I have seen the idea in Tolkien before, many times before of course, that humans were less and less able to see the elves -- and even the hobbits. But this struck me this time around. It reminds me of what I've read in the past year about sylphs, the Paracelsan spirits of the air, who are detected not strictly by the wind itself blowing, but by the wind blowing in the treetops and the foliage.
CT refers to Paracelsus, via the OED, in his introduction to the Silmarillion, and I know Tolkien was vaguely familiar, as he complained at times about the way the word "gnome" had shifted in popular meaning since he chose it for the band of elves.1 I'm not interested in arguing Tolkien was using Paracelsan ideas; rather, I find it an echo of ideas bouncing forwards and backwards. Paracelsus was very popular for a long time and impacted a lot of culture even once his ideas were either passe.
I've read speculation that Paracelsus's gnomes and sylphs and so on were based in part on folklore, given his travels and his interest in learning local remedies as he went.
The important idea is that the elves become like spirits, the bright and shining sylphs that are helpful to humans if only humans can remember them and call out. But of course they are merry and grieving in turn, rather than the light merry beings out of Pope.
Ainulindale
it has been said that a greater still shall be made before Ilúvatar by the choirs of the Ainur and the Children of Ilúvatar after the end of days. Then the themes of Ilúvatar shall be played aright, and take Being in the moment of their utterance, for all shall then understand fully his intent in their part, and each shall know the comprehension of each, and Ilúvatar shall give to their thoughts the secret fire, being well pleased.
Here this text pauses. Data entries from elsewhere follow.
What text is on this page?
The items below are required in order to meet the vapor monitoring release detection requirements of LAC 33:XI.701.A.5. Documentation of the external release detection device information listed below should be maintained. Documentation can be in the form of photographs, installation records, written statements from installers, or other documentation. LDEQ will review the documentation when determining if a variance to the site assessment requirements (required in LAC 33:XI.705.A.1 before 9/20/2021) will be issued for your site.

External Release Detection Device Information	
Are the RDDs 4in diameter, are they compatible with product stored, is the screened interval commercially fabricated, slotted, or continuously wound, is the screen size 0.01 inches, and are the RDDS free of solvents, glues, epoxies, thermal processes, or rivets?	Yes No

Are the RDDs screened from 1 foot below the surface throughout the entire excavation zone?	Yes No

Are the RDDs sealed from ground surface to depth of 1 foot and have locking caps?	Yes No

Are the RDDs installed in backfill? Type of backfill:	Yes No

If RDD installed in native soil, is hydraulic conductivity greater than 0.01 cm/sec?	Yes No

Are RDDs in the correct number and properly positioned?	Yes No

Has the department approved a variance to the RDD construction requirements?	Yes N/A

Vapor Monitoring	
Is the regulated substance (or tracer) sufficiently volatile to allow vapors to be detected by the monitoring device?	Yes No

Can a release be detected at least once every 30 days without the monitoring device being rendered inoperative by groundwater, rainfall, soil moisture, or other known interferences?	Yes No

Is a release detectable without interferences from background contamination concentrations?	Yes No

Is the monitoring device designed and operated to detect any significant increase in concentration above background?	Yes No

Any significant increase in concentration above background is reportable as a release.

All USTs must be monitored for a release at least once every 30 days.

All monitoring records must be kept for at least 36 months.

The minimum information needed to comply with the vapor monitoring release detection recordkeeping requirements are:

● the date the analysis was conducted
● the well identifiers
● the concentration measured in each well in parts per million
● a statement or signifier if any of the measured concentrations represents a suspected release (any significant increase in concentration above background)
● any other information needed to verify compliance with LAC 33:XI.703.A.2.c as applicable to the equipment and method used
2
I've been fascinated for a long time with Tolkien's idea of "sub-creation," or the creative act that humans can do perceived as a smaller version of what deity can do. I first ran across it in "On Faerie-Stories," elliptically anyway, when he describes a fantasy or fairy story as set in a "secondary world" in which our rules do not apply, or other rules may apply that do not in what Darko Suvin calls the "zero world" (or what we might conventionally call the "real world"). So, in that model, the writer is making a world, not just asking the reader to "suspend their disbelief" but to enter a new place that is not like the place they usually live. And we can see that idea filter out into fantasy, maybe most notably in Le Guin, who once wrote that if fantasy is escapist then we must consider the plight of the prisoner seeking to escape and realize it's natural to wish to do so when imprisoned or oppressed.
Here in the Silmarillion we get, immediately, an uncut version of "sub-creation" itself, though -- or, rather we see by contrast a description of what it would be like were we to really Create instead of just sub-create. To touch the Flame Imperishable -- which I had forgotten was Melkor's goal when he roamed the empty void before Arda's singing into being -- to truly know Eru's thought, would be to be as Eru Himself, and therefore to create ex nihilo. Writing, as with any art, is simply the closest we can come to doing that without breaching the empyrean.